This website contains materials associated with a workshop presented at the Society for Improving Psychological Science (SIPS 2021): Matching Stimuli (or Anything) Reproducibly. If you find any issues with the site or materials, please let me know.


Workshop Abstract: Researchers often need to tightly control for confounding variables across conditions. Often, however, researchers are limited to using only a finite set of existing items. For example, you may be restricted to using a database of only a limited number of candidate words, or images of faces, or recordings of speech. Usually, people approach this problem by manually finding close matches on relevant dimensions. Manually crafting stimuli in this way is time-consuming and very difficult to do reproducibly. In this workshop, I’ll show two solutions, using existing tools, for creating controlled stimuli reproducibly in R. The first solution uses an item-wise approach, creating directly comparable items in each condition. The second solution uses a distribution-wise approach, maximising the similarity in distributions across conditions. I’ll show how these two solutions are extremely flexible and can be applied to a range of different problems. Finally, I’ll discuss how using such an approach can aid reproducibility, replicability, and transparency of studies’ methods.


Slides

Workshop slides in .pptx format.

Workshop slides in .pdf format.

Example Code

This site contains some example R code for the methods covered in the workshop. (For a briefer introduction, you might also be interested in this blog post).
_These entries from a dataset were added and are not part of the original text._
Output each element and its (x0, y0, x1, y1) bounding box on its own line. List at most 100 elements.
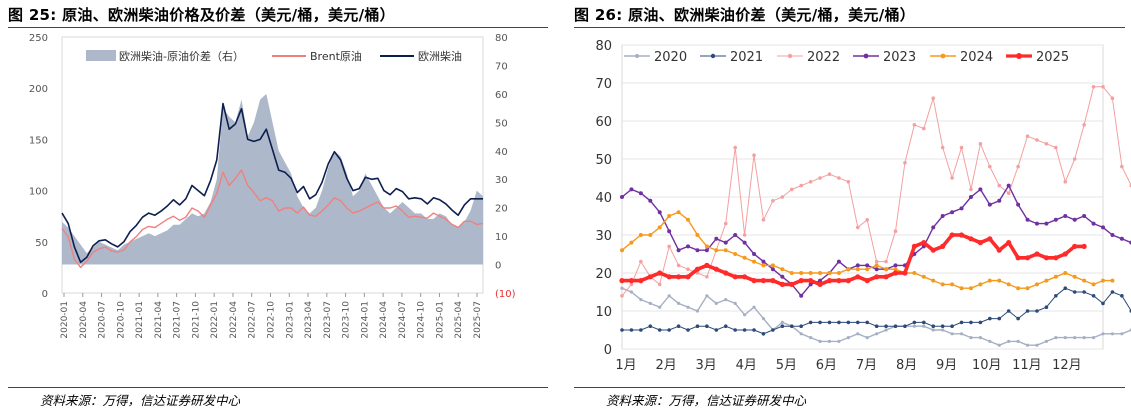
series-2020-point (780, 320, 784, 324)
series-2023-point (1063, 214, 1068, 218)
series-2021-point (940, 324, 945, 329)
series-2020-point (1073, 336, 1077, 340)
series-2024-point (1063, 271, 1068, 275)
series-2021-point (657, 328, 662, 332)
series-2021-point (714, 328, 719, 332)
series-2022-point (771, 199, 775, 203)
legend-label-2020: 2020 (654, 50, 687, 65)
series-2022-point (931, 96, 936, 100)
x-tick-label: 2025-01 (435, 301, 445, 339)
legend-swatch-spread (86, 50, 116, 61)
series-2024-point (931, 278, 936, 283)
y-right-tick-label: 70 (495, 61, 508, 72)
series-2022-point (733, 145, 737, 150)
series-2023-point (1034, 221, 1039, 226)
series-2020-point (1120, 332, 1124, 336)
series-2021-point (1072, 290, 1077, 294)
x-tick-label: 2020-04 (79, 301, 89, 339)
legend-label-2022: 2022 (807, 50, 840, 65)
x-tick-label: 1月 (615, 358, 636, 373)
series-2023-point (780, 274, 785, 279)
series-2021-point (922, 320, 926, 325)
series-2020-point (865, 336, 869, 340)
series-2024-point (1101, 278, 1105, 283)
series-2025-point (1015, 255, 1021, 261)
series-2020-point (1054, 336, 1058, 340)
series-2022-point (997, 183, 1002, 188)
series-2021-point (1054, 294, 1058, 298)
y-tick-label: 20 (595, 267, 612, 282)
series-2024-point (1110, 278, 1115, 283)
series-2025-point (940, 243, 946, 249)
series-2020-point (733, 301, 737, 305)
series-2023-point (1091, 221, 1096, 226)
series-2025-point (779, 281, 785, 287)
series-2020-line (621, 287, 1131, 346)
x-tick-label: 4月 (736, 358, 757, 373)
series-2020-point (695, 309, 700, 313)
series-2020-point (988, 339, 992, 343)
series-2025-point (1053, 255, 1059, 261)
series-2021-point (780, 324, 785, 329)
series-2025-point (1072, 243, 1078, 249)
series-2020-point (639, 298, 643, 302)
series-2024-point (695, 233, 700, 237)
series-2021-point (978, 320, 983, 325)
x-tick-label: 2022-04 (229, 301, 239, 339)
series-2021-point (1006, 309, 1011, 313)
series-2025-point (1034, 251, 1040, 257)
series-2024-point (657, 225, 662, 230)
series-2021-point (1101, 301, 1105, 306)
series-2020-point (667, 294, 671, 298)
title-rule (8, 27, 548, 28)
series-2024-point (667, 214, 672, 218)
series-2024-point (978, 282, 983, 287)
series-2025-point (675, 274, 682, 280)
x-tick-label: 2021-01 (135, 301, 145, 339)
series-2024-point (855, 267, 860, 272)
series-2024-point (789, 271, 794, 275)
series-2021-point (950, 324, 954, 329)
x-tick-label: 2024-04 (379, 301, 389, 339)
diesel-line (61, 102, 483, 264)
series-2023-point (620, 195, 624, 199)
series-2022-point (1072, 157, 1077, 161)
series-2022-point (884, 259, 888, 264)
series-2020-point (648, 301, 652, 305)
series-2023-point (1025, 217, 1030, 222)
series-2022-point (1006, 191, 1011, 195)
series-2021-point (931, 324, 936, 329)
series-2021-point (686, 328, 690, 332)
series-2020-point (629, 290, 634, 294)
series-2024-point (1044, 278, 1049, 283)
x-tick-label: 2月 (655, 358, 676, 373)
series-2022-point (620, 294, 624, 298)
series-2024-point (959, 286, 964, 291)
series-2021-point (846, 320, 851, 325)
series-2024-point (733, 252, 738, 256)
series-2020-point (959, 332, 964, 336)
series-2025-point (958, 232, 965, 238)
x-tick-label: 12月 (1052, 358, 1082, 373)
x-tick-label: 9月 (936, 358, 957, 373)
series-2025-point (996, 247, 1002, 253)
y-right-tick-label: 10 (495, 232, 508, 243)
figure-25-source: 资料来源：万得，信达证券研发中心 (40, 393, 241, 408)
series-2020-point (761, 317, 766, 321)
series-2022-point (667, 244, 671, 249)
series-2024-point (723, 248, 728, 253)
series-2024-point (676, 210, 681, 215)
series-2025-point (817, 281, 823, 287)
y-tick-label: 0 (604, 343, 612, 358)
series-2025-point (864, 278, 870, 284)
series-2020-point (969, 336, 973, 340)
series-2023-point (1053, 217, 1058, 222)
x-tick-label: 11月 (1012, 358, 1042, 373)
figure-26-title: 图 26: 原油、欧洲柴油价差（美元/桶，美元/桶） (574, 6, 916, 24)
x-tick-label: 2022-01 (210, 301, 220, 339)
series-2022-point (912, 123, 917, 127)
series-2025-point (808, 278, 814, 284)
legend-marker-2025 (1016, 53, 1022, 59)
series-2021-point (988, 316, 992, 321)
x-tick-label: 2021-07 (173, 301, 183, 339)
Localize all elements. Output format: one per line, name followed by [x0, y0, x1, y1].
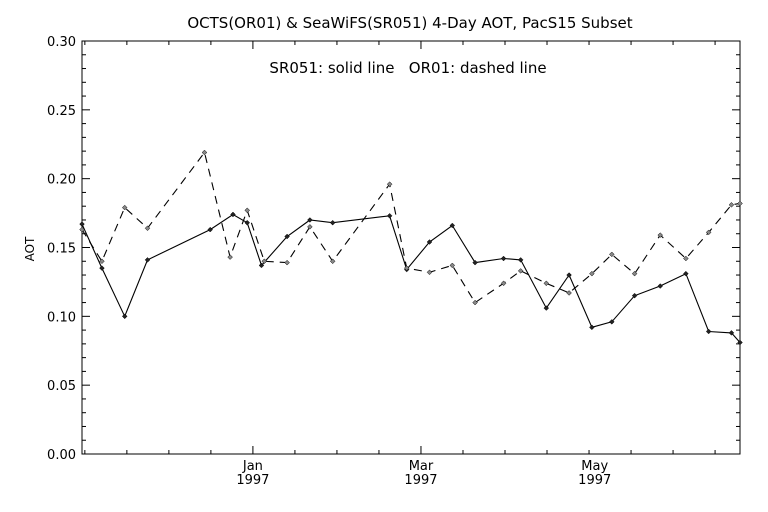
x-tick-label: Mar	[409, 459, 434, 474]
data-point-or01	[426, 269, 433, 276]
plot-frame	[81, 40, 741, 455]
data-point-sr051	[609, 319, 615, 325]
series-line-or01	[81, 151, 741, 304]
y-tick-label: 0.05	[47, 379, 76, 394]
x-tick-year-label: 1997	[578, 473, 611, 488]
data-point-or01	[144, 225, 151, 231]
data-point-or01	[500, 280, 507, 287]
y-tick-label: 0.00	[47, 448, 76, 463]
series-or01	[79, 149, 743, 306]
data-point-or01	[329, 258, 336, 265]
y-tick-label: 0.15	[47, 242, 76, 257]
data-point-sr051	[449, 222, 456, 229]
chart-title: OCTS(OR01) & SeaWiFS(SR051) 4-Day AOT, P…	[187, 14, 632, 32]
y-tick-label: 0.10	[47, 310, 76, 325]
data-point-or01	[737, 200, 743, 207]
data-point-or01	[261, 258, 268, 265]
data-point-sr051	[329, 219, 336, 226]
data-point-sr051	[728, 330, 735, 336]
data-point-or01	[631, 270, 638, 277]
x-tick-year-label: 1997	[404, 473, 437, 488]
data-point-sr051	[566, 272, 572, 278]
x-tick-year-label: 1997	[236, 473, 269, 488]
series-layer	[79, 149, 743, 346]
y-tick-label: 0.20	[47, 173, 76, 188]
data-point-sr051	[543, 305, 550, 311]
data-point-sr051	[99, 265, 105, 271]
data-point-or01	[683, 255, 689, 262]
y-tick-label: 0.30	[47, 35, 76, 50]
series-line-sr051	[81, 213, 741, 343]
data-point-sr051	[589, 324, 595, 331]
series-legend-annotation: SR051: solid line OR01: dashed line	[269, 59, 546, 77]
data-point-or01	[244, 207, 250, 214]
y-tick-label: 0.25	[47, 104, 76, 119]
data-point-sr051	[230, 211, 236, 218]
data-point-sr051	[307, 217, 313, 223]
data-point-sr051	[258, 262, 265, 269]
data-point-or01	[284, 259, 290, 266]
x-tick-label: Jan	[242, 459, 263, 474]
data-point-sr051	[631, 292, 638, 299]
data-point-or01	[449, 262, 456, 269]
series-sr051	[79, 211, 743, 346]
data-point-sr051	[657, 283, 663, 289]
data-point-or01	[121, 204, 128, 211]
data-point-or01	[657, 232, 663, 238]
data-point-sr051	[79, 221, 85, 227]
data-point-or01	[543, 280, 550, 287]
data-point-sr051	[472, 259, 478, 266]
data-point-or01	[227, 254, 233, 260]
data-point-sr051	[683, 270, 689, 277]
data-point-sr051	[386, 213, 393, 219]
data-point-sr051	[244, 219, 250, 226]
data-point-or01	[403, 265, 410, 271]
data-point-sr051	[705, 328, 712, 335]
data-point-sr051	[517, 257, 524, 263]
data-point-or01	[589, 270, 595, 277]
x-tick-label: May	[581, 459, 608, 474]
data-point-sr051	[426, 239, 433, 245]
y-axis-label: AOT	[23, 236, 37, 261]
data-point-or01	[201, 149, 208, 156]
data-point-sr051	[500, 255, 507, 262]
data-point-sr051	[144, 257, 151, 263]
data-point-or01	[99, 258, 105, 265]
data-point-or01	[728, 202, 735, 208]
data-point-or01	[307, 224, 313, 230]
data-point-or01	[705, 229, 712, 236]
data-point-sr051	[121, 313, 128, 320]
data-point-or01	[517, 268, 524, 274]
data-point-sr051	[284, 233, 290, 240]
data-point-or01	[79, 226, 85, 233]
y-axis-ticks: 0.00 0.05 0.10 0.15 0.20 0.25 0.30	[47, 35, 740, 463]
data-point-or01	[609, 251, 615, 258]
data-point-or01	[566, 290, 572, 296]
data-point-sr051	[207, 226, 213, 233]
data-point-or01	[472, 299, 478, 306]
data-point-or01	[386, 181, 393, 187]
data-point-sr051	[737, 339, 743, 346]
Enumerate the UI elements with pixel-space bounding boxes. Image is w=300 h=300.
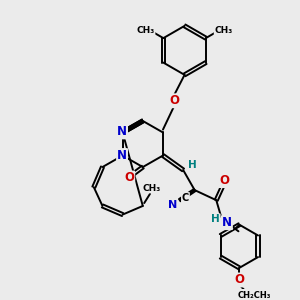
Text: CH₃: CH₃ [136,26,154,34]
Text: N: N [168,200,177,209]
Text: O: O [124,172,134,184]
Text: O: O [169,94,179,107]
Text: N: N [117,149,127,162]
Text: H: H [188,160,197,170]
Text: CH₂CH₃: CH₂CH₃ [238,291,271,300]
Text: O: O [234,274,244,286]
Text: CH₃: CH₃ [214,26,233,34]
Text: O: O [219,174,229,187]
Text: H: H [211,214,220,224]
Text: C: C [182,193,189,203]
Text: N: N [117,125,127,138]
Text: N: N [222,216,232,229]
Text: CH₃: CH₃ [142,184,160,193]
The example code is split into three different approaches to generating stimuli:

  1. Distribution-Wise Matching - Matching conditions distribution-wise, so that control variables are similarly distributed in each condition.

  2. Item-Wise Matching - Matching items in each condition with items in every other condition, so that there are directly comparable sets with items in each condition.

  3. Continuous IVs - Controlling for variables across a continuous independent variable.

For readability, the code mostly uses tidyverse packages, and tidyverse-style code. If this is something you’re unfamiliar with, I can definitely recommend the University of Glasgow Psychology course materials as an introduction with a focus on Psychology.

All the code uses the same (made-up) dataset: stim_pool.csv. If you have trouble downloading the csv, try downloading it in a zip: stim_pool.zip. The csv is a simulated database of face images. All the example code generates lists of controlled stimuli for different imagined experimental designs.